A proposito del silenzio delle parole, fra le onde del tanto discutere o del far politica o del governare a volte ne ascoltiamo di intelligenti, altre di chiassose se non inutili. Notoriamente esistono parole nobili, utili ad una causa, altre volgari, capaci di indebolire o di annullare quel che di buono c’è in un’idea.
Sul dibattito di questi giorni intorno al tema “intercettazioni” in ambito giudiziario, il Direttore Giuseppe Mazzei ha scritto una pagina illuminante pubblicata su La Discussione del 25 gennaio. La condivido pienamente e la faccio mia.
Il dibattito pubblico si è altresì spostato al tema “ergastolo ostativo”, ai “rapporti fra i poteri dello Stato”, attacchi governativi ai presunti “abusi della magistratura e al suo governo”.
Prendo parte sui social da giorni a questa discussione e vengo ripetutamente accusato di “giustizialismo” e di “illiberale moralismo di sinistra”.
Non credo di meritare questi epiteti, ho sempre cercato un giusto equilibrio fra i miei valori sociali e quelli liberali, anche in materia di giustizia. Sicuramente sono temi a cui sono molto sensibile, anche per vicende territoriali e familiari.
Ho vissuto la lotta al terrorismo, appartengo alla generazione che dovette contrastare la violenza terroristica guardandola negli occhi, al contrasto della criminalità organizzata e delle mafie, sono a tal proposito fieramente e talvolta tristemente siciliano, ad ogni forma di corruzione e concussione, quali strumenti principi del collegamento politica-criminalità, sono altresì fieramente e talvolta tristemente italiano.
Taluni spiriti liberi, liberali senza se e senza ma, cavalieri senza macchia e senza paura delle libertà, si schierano dunque, non sempre equilibratamente, a difesa di queste ultime, rappresentando il nostro bellissimo ma complicato Paese come vessato dallo strapotere della magistratura e, in seconda battuta, da quarto e quinto potere, stampa e televisioni, dal rischio di demolizione mediatica dei liberi cittadini.

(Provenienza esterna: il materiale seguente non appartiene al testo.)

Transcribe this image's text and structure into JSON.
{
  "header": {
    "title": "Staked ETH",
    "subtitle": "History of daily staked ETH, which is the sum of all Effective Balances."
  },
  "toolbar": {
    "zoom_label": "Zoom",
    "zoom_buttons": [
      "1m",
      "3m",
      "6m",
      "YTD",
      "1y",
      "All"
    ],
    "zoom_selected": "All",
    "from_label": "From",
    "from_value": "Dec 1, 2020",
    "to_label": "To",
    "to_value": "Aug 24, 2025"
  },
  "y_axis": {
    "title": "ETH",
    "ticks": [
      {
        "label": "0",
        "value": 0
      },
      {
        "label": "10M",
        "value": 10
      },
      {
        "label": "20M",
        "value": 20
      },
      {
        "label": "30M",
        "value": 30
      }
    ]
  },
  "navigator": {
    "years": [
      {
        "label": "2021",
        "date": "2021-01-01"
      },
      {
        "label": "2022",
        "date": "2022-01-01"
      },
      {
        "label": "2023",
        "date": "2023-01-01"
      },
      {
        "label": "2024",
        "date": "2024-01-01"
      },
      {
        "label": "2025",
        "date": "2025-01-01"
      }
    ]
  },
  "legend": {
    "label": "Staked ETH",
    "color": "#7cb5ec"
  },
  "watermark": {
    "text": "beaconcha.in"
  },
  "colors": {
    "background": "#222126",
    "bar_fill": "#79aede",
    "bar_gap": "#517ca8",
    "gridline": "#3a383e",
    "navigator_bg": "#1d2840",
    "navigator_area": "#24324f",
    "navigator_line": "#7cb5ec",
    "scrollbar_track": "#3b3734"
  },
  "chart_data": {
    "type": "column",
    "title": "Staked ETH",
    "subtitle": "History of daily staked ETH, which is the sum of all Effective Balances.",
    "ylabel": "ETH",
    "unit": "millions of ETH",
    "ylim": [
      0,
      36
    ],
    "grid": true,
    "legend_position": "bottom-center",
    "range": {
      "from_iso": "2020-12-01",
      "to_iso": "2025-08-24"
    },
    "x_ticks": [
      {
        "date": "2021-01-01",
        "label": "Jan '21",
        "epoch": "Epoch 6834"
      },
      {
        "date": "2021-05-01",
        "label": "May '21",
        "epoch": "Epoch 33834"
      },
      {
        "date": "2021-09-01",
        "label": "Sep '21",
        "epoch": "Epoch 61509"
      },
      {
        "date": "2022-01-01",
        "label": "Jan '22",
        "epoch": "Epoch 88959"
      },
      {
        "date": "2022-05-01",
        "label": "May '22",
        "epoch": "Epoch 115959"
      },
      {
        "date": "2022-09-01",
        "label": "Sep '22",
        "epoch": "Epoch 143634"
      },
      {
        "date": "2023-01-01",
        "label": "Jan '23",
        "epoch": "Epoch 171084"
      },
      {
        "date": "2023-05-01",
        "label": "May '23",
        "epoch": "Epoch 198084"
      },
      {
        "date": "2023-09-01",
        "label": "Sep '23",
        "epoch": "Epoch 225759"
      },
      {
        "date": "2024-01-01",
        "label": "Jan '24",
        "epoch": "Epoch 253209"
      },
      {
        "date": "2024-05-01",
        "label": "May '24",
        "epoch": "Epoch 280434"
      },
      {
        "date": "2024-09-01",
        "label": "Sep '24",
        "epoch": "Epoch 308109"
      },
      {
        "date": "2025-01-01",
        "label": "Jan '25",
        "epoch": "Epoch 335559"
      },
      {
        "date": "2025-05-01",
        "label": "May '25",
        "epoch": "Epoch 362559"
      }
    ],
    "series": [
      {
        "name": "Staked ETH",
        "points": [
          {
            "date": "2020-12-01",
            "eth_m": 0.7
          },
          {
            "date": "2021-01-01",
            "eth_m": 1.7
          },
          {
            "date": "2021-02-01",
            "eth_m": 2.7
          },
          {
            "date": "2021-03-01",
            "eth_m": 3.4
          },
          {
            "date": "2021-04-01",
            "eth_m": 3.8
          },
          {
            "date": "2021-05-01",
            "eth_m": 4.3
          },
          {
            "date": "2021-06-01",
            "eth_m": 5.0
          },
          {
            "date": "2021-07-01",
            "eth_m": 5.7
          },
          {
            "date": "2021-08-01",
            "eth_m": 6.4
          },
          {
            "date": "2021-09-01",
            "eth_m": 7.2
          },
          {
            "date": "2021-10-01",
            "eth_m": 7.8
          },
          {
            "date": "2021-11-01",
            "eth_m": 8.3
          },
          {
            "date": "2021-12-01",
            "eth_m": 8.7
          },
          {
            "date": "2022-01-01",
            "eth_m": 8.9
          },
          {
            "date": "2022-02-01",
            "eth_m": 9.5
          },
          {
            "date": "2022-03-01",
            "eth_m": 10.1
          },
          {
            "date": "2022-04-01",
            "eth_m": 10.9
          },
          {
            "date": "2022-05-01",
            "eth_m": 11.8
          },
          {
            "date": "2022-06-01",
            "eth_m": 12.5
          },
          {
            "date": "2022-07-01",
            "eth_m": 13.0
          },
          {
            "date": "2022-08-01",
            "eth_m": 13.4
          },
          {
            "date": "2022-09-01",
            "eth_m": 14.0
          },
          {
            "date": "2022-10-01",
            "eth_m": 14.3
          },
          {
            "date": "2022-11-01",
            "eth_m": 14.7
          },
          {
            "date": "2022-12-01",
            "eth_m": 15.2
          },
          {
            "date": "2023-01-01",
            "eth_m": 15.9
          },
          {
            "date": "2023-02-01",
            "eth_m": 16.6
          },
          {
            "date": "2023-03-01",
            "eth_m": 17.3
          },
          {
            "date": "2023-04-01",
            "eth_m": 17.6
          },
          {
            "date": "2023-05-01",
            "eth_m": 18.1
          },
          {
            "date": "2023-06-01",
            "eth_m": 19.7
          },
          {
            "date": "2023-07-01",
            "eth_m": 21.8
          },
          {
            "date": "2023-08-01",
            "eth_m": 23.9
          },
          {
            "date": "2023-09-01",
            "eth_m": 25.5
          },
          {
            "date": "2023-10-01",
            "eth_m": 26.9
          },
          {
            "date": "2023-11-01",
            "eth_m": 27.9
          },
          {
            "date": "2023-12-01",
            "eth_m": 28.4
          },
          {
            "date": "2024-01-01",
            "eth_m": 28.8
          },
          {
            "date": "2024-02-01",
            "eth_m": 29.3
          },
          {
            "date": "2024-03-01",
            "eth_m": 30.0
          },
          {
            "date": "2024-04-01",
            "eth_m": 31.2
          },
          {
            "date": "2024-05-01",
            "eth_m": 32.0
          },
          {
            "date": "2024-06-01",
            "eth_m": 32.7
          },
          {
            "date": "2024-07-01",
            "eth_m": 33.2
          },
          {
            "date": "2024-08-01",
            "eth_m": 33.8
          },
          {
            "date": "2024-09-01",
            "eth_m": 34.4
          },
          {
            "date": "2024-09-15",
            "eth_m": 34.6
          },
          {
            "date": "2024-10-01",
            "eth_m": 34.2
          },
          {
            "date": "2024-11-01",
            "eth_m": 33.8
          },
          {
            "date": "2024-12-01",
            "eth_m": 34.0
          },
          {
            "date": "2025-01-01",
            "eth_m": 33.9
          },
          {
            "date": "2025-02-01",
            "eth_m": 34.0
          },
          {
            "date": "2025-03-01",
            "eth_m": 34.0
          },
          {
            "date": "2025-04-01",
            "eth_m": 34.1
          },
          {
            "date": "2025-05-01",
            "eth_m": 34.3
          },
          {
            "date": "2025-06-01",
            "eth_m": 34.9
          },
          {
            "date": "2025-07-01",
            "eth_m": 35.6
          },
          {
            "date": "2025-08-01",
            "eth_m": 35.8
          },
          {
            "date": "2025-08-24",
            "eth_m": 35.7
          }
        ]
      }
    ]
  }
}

Mazzei nel suo articolo dà le giuste ed equilibrate risposte.
Vorrei qui precisare soltanto che se la questione garantista non è certamente da sottovalutare, la questione criminalità organizzata è cancro che divora tutte le libertà, fino alla dignità e alla vita dei cittadini. Vorrei altresì precisare che una comunità stuprata dalla criminalità organizzata non ha futuro, il problema della libertà oltre ad investire i valori fondamentali della vita e della pace sequestra il futuro, impedisce crescita civile ed economica. Vorrei ricordare ai puristi delle libertà che la parte di popolo più vessata dal crimine o, peggio, dal patto politico-criminale è la gente comune, quella che vive in una casa e in un quartiere, del proprio lavoro, fra i propri affetti e le proprie cose, gente che dai luoghi della propria vita non può scappare, gente che vive un ergastolo ostativo di massa, quando ottiene il beneficio di aver salva la vita. I benestanti, almeno i più fortunati, vivono altre dinamiche, possono cambiare ambiente, città, paese, soffrono della medesima illibertà ma godono di qualche margine di possibile difesa.
Concludo: mi sono trovato a riflettere su due parole molto rumorose: giustizialismo e cretinismo. La vita a volte è fatta di scelte quasi necessitate che si impongono e devo dunque schierarmi: ad un eccesso di cretinismo liberale preferisco un eccesso di giustizialismo sociale.
Questa d’altronde è stata la mia scelta di campo fin da quando ho iniziato a vivere le radici profonde della mia esistenza.